— О, это вы. — Я проскользнул в парадное. Негритянка захлопнула дверь и задвинула засов.
— Мадам Таунсенд свободна?
— Вы не хотите сразу подняться наверх и посмотреть, что у нас припасено? — Конечно, я хотел, да еще как. Но меня влекла особая миссия. Не одно сластолюбие было у меня на уме. Теперь-то со всем этим покончено, никогда больше ноги моей не будет в доме 41 по Томас-стрит. Торжественно клянусь.
Убедившись, что я настолько извращен, что хочу сперва посидеть с хозяйкой дома, негритянка провела меня в гостиную, где мадам Таунсенд удобно расположилась в шезлонге со своим неизменным чайником. Она беспрерывно пьет чай: кофе — напиток тяжелый, а от чая легкость в теле, любит она повторять.

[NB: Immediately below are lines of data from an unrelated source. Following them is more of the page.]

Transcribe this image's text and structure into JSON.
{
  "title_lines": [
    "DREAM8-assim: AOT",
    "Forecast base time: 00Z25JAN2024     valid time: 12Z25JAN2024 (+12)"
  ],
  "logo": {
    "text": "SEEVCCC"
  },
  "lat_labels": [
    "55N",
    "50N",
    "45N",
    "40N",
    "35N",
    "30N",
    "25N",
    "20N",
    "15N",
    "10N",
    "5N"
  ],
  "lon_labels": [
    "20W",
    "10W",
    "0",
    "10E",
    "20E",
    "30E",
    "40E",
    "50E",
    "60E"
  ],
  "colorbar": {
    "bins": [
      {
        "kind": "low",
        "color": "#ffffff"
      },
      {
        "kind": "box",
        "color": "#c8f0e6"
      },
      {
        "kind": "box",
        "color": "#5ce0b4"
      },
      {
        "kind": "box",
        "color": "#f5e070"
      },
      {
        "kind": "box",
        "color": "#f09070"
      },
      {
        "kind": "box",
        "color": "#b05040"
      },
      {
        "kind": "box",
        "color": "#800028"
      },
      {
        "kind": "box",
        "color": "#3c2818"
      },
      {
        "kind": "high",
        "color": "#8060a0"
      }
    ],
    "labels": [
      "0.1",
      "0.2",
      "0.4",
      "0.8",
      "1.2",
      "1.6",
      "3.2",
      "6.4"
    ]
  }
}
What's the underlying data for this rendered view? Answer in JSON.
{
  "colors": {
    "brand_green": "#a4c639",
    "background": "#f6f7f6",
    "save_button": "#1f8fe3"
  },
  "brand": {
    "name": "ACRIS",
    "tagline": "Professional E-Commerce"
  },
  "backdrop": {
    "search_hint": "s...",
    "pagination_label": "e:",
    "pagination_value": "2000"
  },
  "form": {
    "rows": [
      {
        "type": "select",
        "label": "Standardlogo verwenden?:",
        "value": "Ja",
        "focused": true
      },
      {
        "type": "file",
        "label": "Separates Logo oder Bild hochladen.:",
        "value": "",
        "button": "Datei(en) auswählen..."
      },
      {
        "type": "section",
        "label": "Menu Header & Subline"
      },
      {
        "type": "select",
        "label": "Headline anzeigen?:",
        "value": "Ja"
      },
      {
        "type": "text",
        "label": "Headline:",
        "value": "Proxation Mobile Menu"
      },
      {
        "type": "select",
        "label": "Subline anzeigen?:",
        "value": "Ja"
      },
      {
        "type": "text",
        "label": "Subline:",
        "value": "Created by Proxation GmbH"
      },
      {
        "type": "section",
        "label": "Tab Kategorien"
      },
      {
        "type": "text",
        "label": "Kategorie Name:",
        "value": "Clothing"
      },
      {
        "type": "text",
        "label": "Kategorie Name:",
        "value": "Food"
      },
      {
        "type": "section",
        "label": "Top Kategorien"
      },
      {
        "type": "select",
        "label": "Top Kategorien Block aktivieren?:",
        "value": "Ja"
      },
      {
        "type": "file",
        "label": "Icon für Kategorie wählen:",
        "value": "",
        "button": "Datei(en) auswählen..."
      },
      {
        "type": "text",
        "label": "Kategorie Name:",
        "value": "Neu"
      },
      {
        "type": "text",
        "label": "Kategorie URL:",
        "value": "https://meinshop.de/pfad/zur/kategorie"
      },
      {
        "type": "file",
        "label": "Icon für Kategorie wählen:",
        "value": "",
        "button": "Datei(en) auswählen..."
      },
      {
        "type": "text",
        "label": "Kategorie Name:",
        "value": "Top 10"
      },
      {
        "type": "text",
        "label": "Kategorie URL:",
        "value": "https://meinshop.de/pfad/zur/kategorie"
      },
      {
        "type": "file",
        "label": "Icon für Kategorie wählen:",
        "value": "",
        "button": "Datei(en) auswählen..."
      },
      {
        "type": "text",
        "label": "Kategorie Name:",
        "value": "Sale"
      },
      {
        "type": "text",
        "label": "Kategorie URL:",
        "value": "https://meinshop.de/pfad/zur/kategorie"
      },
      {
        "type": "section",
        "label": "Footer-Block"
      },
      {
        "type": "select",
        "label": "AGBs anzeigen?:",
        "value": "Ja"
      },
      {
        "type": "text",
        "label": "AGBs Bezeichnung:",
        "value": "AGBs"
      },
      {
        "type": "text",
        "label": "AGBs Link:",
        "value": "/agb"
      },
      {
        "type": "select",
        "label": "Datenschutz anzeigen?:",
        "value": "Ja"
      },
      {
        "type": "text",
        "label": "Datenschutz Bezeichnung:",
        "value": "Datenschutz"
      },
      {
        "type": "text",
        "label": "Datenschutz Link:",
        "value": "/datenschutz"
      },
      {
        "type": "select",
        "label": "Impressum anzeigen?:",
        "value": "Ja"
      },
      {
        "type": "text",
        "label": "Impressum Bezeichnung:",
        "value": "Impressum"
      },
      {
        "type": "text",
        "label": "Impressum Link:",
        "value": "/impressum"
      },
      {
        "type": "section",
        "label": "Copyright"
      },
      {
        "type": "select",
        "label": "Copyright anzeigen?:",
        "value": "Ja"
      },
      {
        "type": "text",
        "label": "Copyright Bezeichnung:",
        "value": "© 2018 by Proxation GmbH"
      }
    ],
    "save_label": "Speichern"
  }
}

Как всегда, она читает толстенную книгу.
— Кажется, это что-то фривольное, мистер Скайлер. — Она отложила книгу и в знак приветствия подняла руку. — «Путь паломника»[36]. — Обычно она читает философские трактаты, сборники проповедей. — Я не религиозна, и не думайте. Но должен же во воем быть какой-то смысл. Какой-то великий замысел. — Она прочертила в воздухе дугу длинной желтой рукой. — Я ищу смысл.
Мадам Таунсенд пригласила меня сесть рядом, в кресло с высокой прямой спинкой, как раз напротив газового фонаря. У нее аристократическая внешность: длинный нос, вечно удивленное лицо. Волосы выкрашены в неестественно рыжий цвет — дань профессии, которой она не стыдится и не гордится.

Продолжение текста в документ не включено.